Hunter Mentges - B.S.
Hometown: Trappe, Maryland
Collaborating with the Poultry Science unit at Mississippi State, Hunter is measuring egg strength and thickness of 3 different species of cavity nesting waterfowl (Wood duck (Aix sponsa, Hooded merganser Lophodytes cucullatus, and Black-bellied whistling ducks Dendrocygna autumnalis) to better understand nest box ecology of all 3 species.
Thera Mullen - B.S.
Hometown: Lacombe, Louisiana
My name is Thera Mullen. I am originally from Lacombe, LA, but now I live in Starkville, MS. I am a graduating senior at Mississippi State University.

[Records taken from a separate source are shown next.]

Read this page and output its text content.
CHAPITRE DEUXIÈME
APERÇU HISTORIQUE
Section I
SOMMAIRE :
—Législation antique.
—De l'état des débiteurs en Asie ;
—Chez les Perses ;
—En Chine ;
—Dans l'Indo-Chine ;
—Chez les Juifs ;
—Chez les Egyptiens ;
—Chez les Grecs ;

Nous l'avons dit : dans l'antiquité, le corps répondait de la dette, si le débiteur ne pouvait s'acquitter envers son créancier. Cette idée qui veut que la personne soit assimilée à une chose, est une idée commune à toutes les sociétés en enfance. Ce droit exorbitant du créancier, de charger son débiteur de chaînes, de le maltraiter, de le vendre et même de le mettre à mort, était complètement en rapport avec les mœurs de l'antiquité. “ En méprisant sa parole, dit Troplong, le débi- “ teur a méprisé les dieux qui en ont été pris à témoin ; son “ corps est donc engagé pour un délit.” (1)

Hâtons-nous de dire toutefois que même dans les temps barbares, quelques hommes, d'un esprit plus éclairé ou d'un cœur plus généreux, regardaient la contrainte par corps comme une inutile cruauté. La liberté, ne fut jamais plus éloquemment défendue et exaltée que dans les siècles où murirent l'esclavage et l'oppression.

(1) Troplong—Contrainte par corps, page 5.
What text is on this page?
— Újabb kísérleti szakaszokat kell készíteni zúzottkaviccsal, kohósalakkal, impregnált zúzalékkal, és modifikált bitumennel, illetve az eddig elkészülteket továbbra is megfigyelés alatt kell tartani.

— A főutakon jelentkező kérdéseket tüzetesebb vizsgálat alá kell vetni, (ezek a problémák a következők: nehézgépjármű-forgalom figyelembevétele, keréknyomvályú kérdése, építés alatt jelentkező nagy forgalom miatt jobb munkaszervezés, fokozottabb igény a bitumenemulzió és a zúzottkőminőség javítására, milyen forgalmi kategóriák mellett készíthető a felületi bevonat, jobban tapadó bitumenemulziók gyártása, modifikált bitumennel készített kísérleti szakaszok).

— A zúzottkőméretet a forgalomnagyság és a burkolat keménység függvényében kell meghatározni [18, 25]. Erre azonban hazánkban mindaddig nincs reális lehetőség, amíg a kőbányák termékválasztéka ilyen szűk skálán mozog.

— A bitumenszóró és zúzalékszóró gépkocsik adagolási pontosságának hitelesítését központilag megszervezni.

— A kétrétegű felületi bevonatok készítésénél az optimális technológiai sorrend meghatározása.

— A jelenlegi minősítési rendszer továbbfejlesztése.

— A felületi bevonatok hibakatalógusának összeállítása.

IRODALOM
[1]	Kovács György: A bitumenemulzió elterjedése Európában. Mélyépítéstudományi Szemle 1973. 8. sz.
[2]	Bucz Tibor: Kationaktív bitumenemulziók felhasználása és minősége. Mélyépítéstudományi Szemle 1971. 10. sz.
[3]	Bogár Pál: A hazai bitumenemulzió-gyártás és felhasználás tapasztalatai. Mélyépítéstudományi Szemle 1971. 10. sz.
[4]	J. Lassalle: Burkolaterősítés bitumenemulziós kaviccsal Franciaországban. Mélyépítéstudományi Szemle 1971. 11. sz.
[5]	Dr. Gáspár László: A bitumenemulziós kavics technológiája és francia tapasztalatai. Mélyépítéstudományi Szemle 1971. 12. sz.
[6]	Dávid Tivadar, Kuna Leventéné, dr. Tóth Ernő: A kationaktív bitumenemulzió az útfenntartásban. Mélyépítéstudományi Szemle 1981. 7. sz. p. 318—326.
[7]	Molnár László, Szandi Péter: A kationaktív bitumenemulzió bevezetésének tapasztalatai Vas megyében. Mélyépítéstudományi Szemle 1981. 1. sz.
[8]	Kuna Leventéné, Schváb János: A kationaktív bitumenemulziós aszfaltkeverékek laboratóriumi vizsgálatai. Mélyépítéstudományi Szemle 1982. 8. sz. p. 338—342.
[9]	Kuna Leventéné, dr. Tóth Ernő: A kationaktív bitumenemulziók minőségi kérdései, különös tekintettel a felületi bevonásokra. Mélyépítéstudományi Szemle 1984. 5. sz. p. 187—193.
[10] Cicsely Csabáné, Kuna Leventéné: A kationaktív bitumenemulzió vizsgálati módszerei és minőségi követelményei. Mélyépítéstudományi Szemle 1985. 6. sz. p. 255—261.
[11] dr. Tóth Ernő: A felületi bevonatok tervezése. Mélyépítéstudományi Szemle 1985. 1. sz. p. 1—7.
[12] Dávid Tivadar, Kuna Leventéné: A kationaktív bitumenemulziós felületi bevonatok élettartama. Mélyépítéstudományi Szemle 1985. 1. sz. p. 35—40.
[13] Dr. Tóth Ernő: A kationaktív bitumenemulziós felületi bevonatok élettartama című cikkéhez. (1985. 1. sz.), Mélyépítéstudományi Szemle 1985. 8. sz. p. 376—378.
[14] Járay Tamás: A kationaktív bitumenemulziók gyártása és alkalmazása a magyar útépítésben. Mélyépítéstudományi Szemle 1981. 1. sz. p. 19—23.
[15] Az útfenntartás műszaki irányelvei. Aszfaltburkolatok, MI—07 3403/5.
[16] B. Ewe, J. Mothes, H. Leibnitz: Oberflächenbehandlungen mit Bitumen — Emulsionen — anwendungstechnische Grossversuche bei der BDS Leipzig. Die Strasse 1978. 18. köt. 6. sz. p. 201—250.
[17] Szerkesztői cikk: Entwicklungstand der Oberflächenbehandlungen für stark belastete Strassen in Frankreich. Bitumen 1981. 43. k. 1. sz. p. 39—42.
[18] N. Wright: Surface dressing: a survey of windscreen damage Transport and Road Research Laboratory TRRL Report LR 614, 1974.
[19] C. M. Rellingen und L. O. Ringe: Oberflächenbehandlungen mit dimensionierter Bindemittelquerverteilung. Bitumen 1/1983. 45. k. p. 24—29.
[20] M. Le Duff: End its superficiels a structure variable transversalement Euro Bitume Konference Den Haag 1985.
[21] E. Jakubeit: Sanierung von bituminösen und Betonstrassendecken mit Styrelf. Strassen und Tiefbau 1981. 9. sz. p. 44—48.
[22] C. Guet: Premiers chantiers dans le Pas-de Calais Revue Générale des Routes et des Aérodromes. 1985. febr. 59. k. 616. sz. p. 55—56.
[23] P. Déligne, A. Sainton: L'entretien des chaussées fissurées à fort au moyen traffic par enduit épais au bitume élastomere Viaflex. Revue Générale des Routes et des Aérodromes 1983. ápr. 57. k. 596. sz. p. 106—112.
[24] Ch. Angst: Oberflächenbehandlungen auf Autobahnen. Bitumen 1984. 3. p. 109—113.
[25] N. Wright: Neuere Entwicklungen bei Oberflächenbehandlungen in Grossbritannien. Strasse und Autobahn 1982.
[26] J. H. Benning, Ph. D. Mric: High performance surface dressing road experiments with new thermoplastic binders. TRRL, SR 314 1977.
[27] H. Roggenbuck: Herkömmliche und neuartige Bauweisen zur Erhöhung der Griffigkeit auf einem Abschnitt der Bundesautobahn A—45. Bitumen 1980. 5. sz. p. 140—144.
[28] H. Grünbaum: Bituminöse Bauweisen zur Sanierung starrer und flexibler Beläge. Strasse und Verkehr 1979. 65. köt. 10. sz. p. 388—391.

I have interned for USFWS and Limitless Vistas (AmeriCorps program that provides environmental conservation field technician training). I also worked for Mississippi State University doing point-count data surveys for National forests in Mississippi. I have also taken part in undergraduate research dealing with amphibian reproduction. In my free time I enjoy crabbing, fishing, searching for herps, checking coverboards and Sherman traps, playing with my 2 dogs, illustration drawing, reading, and singing. I am currently looking into potential jobs and graduate assistantships after I graduate in May.